Minister: Resignations won't affect Olympic plans

July 18, 2011 - 3:29 PM
Britain Phone Hacking

Metropolitan Police commissioner Sir Paul Stephenson poses as he leaves New Scotland Yard in London, Sunday, July 17, 2011. London's police chief has quit over his links to a former News of the World editor caught up in the phone hacking scandal. Stephenson has been criticized for hiring Neil Wallis, a former News of the World executive editor arrested last week in the scandal, as a part-time PR consultant for a year until September 2010. (AP Photo/Sang Tan)

LONDON (AP) — Security preparations for the 2012 Olympics won't be affected by the resignations of London's top two police officers, the British government said Monday.

Scotland Yard chief Paul Stephenson and Assistant Commissioner John Yates, Britain's top anti-terrorist officer, have resigned amid an intensifying scandal involving phone hacking and alleged police bribery.

Both indicated that they quit to ensure the police force had stable leadership and no distractions in the run-up to the first Olympics in London since 1948, which have a $1.2 billion security budget.

Olympics minister Hugh Robertson insisted that much of the security framework was already in place before counterterrorism minister Pauline Neville-Jones left her job in May .

"I am not concerned about the resignations in relation to Olympics security," Robertson said Monday in statement to The Associated Press. "Pauline Neville-Jones made a massive contribution to get this in a good place. The appointment of Chris Allison, as the Met assistant commissioner in charge of all of this, has also really driven it forward. He is the point man on Olympic security and I am 100 percent confident that we are where we ought to be."

Jonathan Evans, the director of domestic spy agency MI5, has said the Olympics "represent a significant target for terrorist groups."

London was hit by terrorists the day after London was awarded the Olympics in July 2005, with homegrown suicide bombers attacking the transit network and killing 52 commuters.

Britain is planning for the terror threat to be "severe" during the Olympics, meaning an attack is highly likely, despite the national level being downgraded by the government last week.

"Our enemies have clearly said the Olympics will be attacked in the same way that they said that Heathrow (Airport) and the tube (underground) would be attacked," Conservative lawmaker Patrick Mercer, a former head of the British Parliament's counterterrorism subcommittee, told the AP. "The reason we haven't had any serious terrorist activity since 2005 is because of the efficiencies of our security forces generally — much of which is to do with the police."

Mercer said Stephenson and Yates will be "extremely difficult to replace, if not impossible."

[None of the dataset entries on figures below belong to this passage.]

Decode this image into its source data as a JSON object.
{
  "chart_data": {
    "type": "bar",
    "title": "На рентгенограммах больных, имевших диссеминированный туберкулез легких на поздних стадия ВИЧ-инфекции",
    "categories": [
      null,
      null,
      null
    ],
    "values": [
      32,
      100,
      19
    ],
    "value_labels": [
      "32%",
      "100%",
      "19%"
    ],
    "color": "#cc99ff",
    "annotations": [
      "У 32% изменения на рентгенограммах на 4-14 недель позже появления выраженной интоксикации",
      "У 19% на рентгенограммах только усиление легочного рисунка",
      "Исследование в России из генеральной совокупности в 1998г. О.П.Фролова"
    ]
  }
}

"It's not long to the Olympics," Mercer said. "A decision (on Stephenson's successor) needs to be taken efficiently, quickly and absolutely dispassionately."

Security has always been a critical concern for the Olympics since the killing of 11 Israeli athletes and coaches at the 1972 Munich Games.

About 12,000 police officers will be on duty each day of the July 27-Aug. 12 games.

The centerpiece complex is the 1-square-mile Olympic Park in the Stratford area, where venues include the 80,000-seat main stadium. Up to 250,000 spectators a day are expected to flood into the park during the games.

"It's not ideal that you've had your senior officers resigning a year before the Olympics," said Tobias Feakin, the Royal United Services Institute's director for national security and resilience. "There's no doubting it's a knock, but there's a huge amount of planning already in place."